FDA Gives Breakthrough Therapy Status to Oral BI-1015550 for IPF

Steve Bryson PhD avatar

by Steve Bryson PhD |

Share this article:

Share article via email
BI-1015550 | Pulmonary Fibrosis News | illustration of news announcement

The U.S. Food and Drug Administration (FDA) has given breakthrough status to Boehringer Ingelheim’s BI-1015550, an experimental oral therapy for idiopathic pulmonary fibrosis (IPF), based partly on the findings of a clinical trial in IPF patients.

A breakthrough therapy designation works to speed the development and review of compounds showing a potential in early trials to be a substantial improvement over existing treatments for serious or life-threatening disorders. These investigative therapies can be reviewed, and, if found to be safe and effective, made available to patients more quickly than usual.
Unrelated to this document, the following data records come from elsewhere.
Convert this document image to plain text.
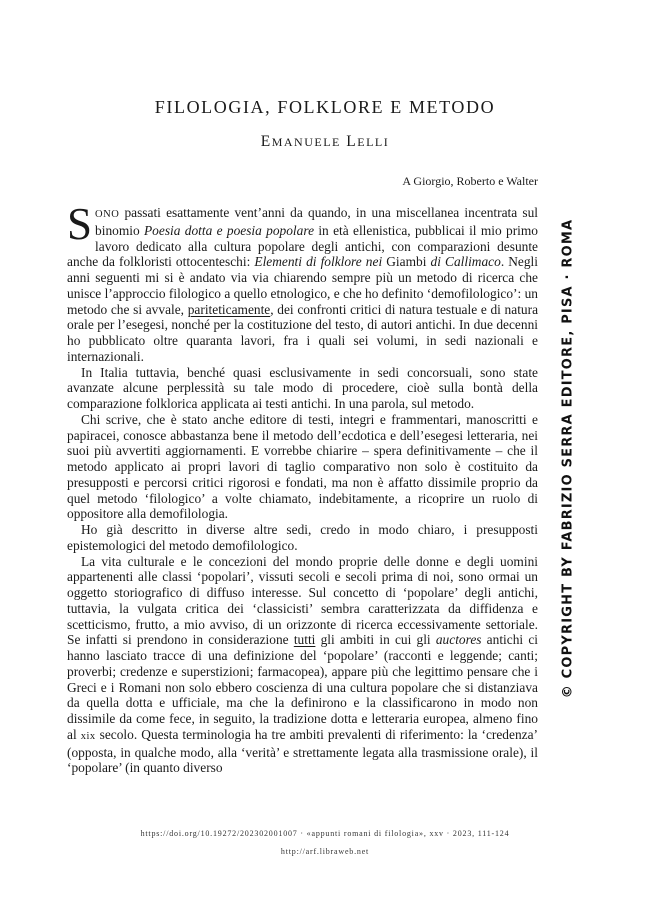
FILOLOGIA, FOLKLORE E METODO
EMANUELE LELLI
A Giorgio, Roberto e Walter

SONO passati esattamente vent’anni da quando, in una miscellanea incentrata sul binomio Poesia dotta e poesia popolare in età ellenistica, pubblicai il mio primo lavoro dedicato alla cultura popolare degli antichi, con comparazioni desunte anche da folkloristi ottocenteschi: Elementi di folklore nei Giambi di Callimaco. Negli anni seguenti mi si è andato via via chiarendo sempre più un metodo di ricerca che unisce l’approccio filologico a quello etnologico, e che ho definito ‘demofilologico’: un metodo che si avvale, pariteticamente, dei confronti critici di natura testuale e di natura orale per l’esegesi, nonché per la costituzione del testo, di autori antichi. In due decenni ho pubblicato oltre quaranta lavori, fra i quali sei volumi, in sedi nazionali e internazionali.

In Italia tuttavia, benché quasi esclusivamente in sedi concorsuali, sono state avanzate alcune perplessità su tale modo di procedere, cioè sulla bontà della comparazione folklorica applicata ai testi antichi. In una parola, sul metodo.

Chi scrive, che è stato anche editore di testi, integri e frammentari, manoscritti e papiracei, conosce abbastanza bene il metodo dell’ecdotica e dell’esegesi letteraria, nei suoi più avvertiti aggiornamenti. E vorrebbe chiarire – spera definitivamente – che il metodo applicato ai propri lavori di taglio comparativo non solo è costituito da presupposti e percorsi critici rigorosi e fondati, ma non è affatto dissimile proprio da quel metodo ‘filologico’ a volte chiamato, indebitamente, a ricoprire un ruolo di oppositore alla demofilologia.

Ho già descritto in diverse altre sedi, credo in modo chiaro, i presupposti epistemologici del metodo demofilologico.

La vita culturale e le concezioni del mondo proprie delle donne e degli uomini appartenenti alle classi ‘popolari’, vissuti secoli e secoli prima di noi, sono ormai un oggetto storiografico di diffuso interesse. Sul concetto di ‘popolare’ degli antichi, tuttavia, la vulgata critica dei ‘classicisti’ sembra caratterizzata da diffidenza e scetticismo, frutto, a mio avviso, di un orizzonte di ricerca eccessivamente settoriale. Se infatti si prendono in considerazione tutti gli ambiti in cui gli auctores antichi ci hanno lasciato tracce di una definizione del ‘popolare’ (racconti e leggende; canti; proverbi; credenze e superstizioni; farmacopea), appare più che legittimo pensare che i Greci e i Romani non solo ebbero coscienza di una cultura popolare che si distanziava da quella dotta e ufficiale, ma che la definirono e la classificarono in modo non dissimile da come fece, in seguito, la tradizione dotta e letteraria europea, almeno fino al xix secolo. Questa terminologia ha tre ambiti prevalenti di riferimento: la ‘credenza’ (opposta, in qualche modo, alla ‘verità’ e strettamente legata alla trasmissione orale), il ‘popolare’ (in quanto diverso

© COPYRIGHT BY FABRIZIO SERRA EDITORE, PISA · ROMA
https://doi.org/10.19272/202302001007 · «appunti romani di filologia», xxv · 2023, 111-124
http://arf.libraweb.net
BI-1015550, designed to block the activity of the enzyme phosphodiesterase 4B (PDE4B), has the potential to address pulmonary fibrosis and the inflammation associated with progressive fibrosing interstitial lung diseases (ILDs). ILDs are a group of more than 200 diseases, including IPF, characterized by progressive scarring of lung tissue.

Recommended Reading
Mucin 5B genetic variant | Pulmonary Fibrosis News | vertical DNA illustration

Analysis of Lung Tissue Reveals Important Genetic Drivers of IPF

“The accelerated development of BI 1015550 is part of Boehringer Ingelheim’s next wave of potential innovative treatments for interstitial lung diseases aimed at preserving lung function and improving the lives of patients,” Thomas Seck, MD, senior vice president at Boehringer Ingelheim, said in a press release. “BI 1015550 represents the first molecule in the class of PDE4B inhibitors that is being studied for IPF and other progressive fibrosing ILDs.”

Data supporting the designation included findings from a Phase 2 trial (NCT04419506) that evaluated BI-1015550’s efficacy and safety — as a standalone therapy or in combination with other antifibrotic therapies — at slowing the rate of lung function decline in 147 people with IPF, ages 40 and older. Enrolled patients were randomized to BI-1015550 tablets or a placebo tablet, taken twice daily.

Its primary goal was changes over 12 weeks in forced vital capacity (FVC), a measure of lung function via the maximum amount of air an individual can forcibly exhale after a deep breath. Safety was evaluated through the percentage of patients with treatment-emergent adverse events.

Findings from this trial, conducted at 22 sites worldwide, will be presented at the American Thoracic Society (ATS) 2022 conference in San Francisco, California, on May 16, the company announced.

Boehringer Ingelheim expects to launch a Phase 3 trial program later this year.

“We have built on our heritage in pulmonary fibrosis and are acting on the breakthrough designation and clinical data with the goal that this potential novel medicine can reach patients as soon as possible,” Seck said.